Mas por que o Canarinho Pistola deu certo? A resposta está dentro de você! Vai dizer que não anda de saco cheio com um monte de coisas que lê por aí? O clima nacional é de indignação e o personagem resume isso. A identidade do brasileiro como “homem cordial”, só para citar Sérgio Buarque de Hollanda, parece entrar em um novo momento. Este rosto bravo a gente já fez por vários motivos que têm a ver com o fato de torcer pelo Brasil, dentro e fora de campo. “Não sou um mascote, idiota: sou uma ideia!”, poderia se definir o Pistola.
O mais irônico é que, de todos os motivos que temos para estarmos “pistola”, a campanha da Seleção é o menor deles. Afinal, nestes quatro jogos marcamos sete gols e tomamos apenas um. Ops, deu 7 a 1! “Não faz essas contas com coincidência que dá azar, animal!”, diria o Canarinho Pistola ao ler isso.
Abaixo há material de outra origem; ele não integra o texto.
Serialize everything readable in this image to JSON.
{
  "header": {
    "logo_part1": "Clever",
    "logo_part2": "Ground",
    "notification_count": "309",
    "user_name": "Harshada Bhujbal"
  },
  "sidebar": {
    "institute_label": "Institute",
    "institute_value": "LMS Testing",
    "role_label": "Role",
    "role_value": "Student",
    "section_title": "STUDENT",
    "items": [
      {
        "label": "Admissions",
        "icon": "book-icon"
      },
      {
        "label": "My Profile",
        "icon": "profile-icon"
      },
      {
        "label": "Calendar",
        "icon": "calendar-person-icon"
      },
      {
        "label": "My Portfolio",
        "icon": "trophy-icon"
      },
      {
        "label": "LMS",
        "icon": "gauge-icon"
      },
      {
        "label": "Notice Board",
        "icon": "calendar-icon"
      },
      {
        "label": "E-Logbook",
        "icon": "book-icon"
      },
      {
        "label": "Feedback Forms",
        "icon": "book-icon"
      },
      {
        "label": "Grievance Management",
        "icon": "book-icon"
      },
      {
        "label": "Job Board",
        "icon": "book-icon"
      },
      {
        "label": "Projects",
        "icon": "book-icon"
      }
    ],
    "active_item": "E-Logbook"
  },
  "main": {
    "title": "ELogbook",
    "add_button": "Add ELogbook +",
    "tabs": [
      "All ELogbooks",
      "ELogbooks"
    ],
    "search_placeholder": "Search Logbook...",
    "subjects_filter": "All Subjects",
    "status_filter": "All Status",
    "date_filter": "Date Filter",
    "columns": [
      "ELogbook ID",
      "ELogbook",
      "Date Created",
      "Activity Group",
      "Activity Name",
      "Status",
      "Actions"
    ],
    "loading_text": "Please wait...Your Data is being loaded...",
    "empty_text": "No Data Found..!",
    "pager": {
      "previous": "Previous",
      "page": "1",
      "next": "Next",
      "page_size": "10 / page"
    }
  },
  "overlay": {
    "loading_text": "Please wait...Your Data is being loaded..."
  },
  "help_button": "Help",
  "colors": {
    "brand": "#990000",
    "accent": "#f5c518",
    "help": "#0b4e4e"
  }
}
Mas será que não estamos sendo manipulados? O Canarinho Pistola é de direita ou de esquerda? Capaz de ele responder: “Sou do ataque, imbecil!” E nesse confronto contra a Bélgica, pelas quartas de final? Será que vai ter pena do seu primo, o canário belga? “Quero mais que ele se exploda”, diria a ave que reunificou o Brasil.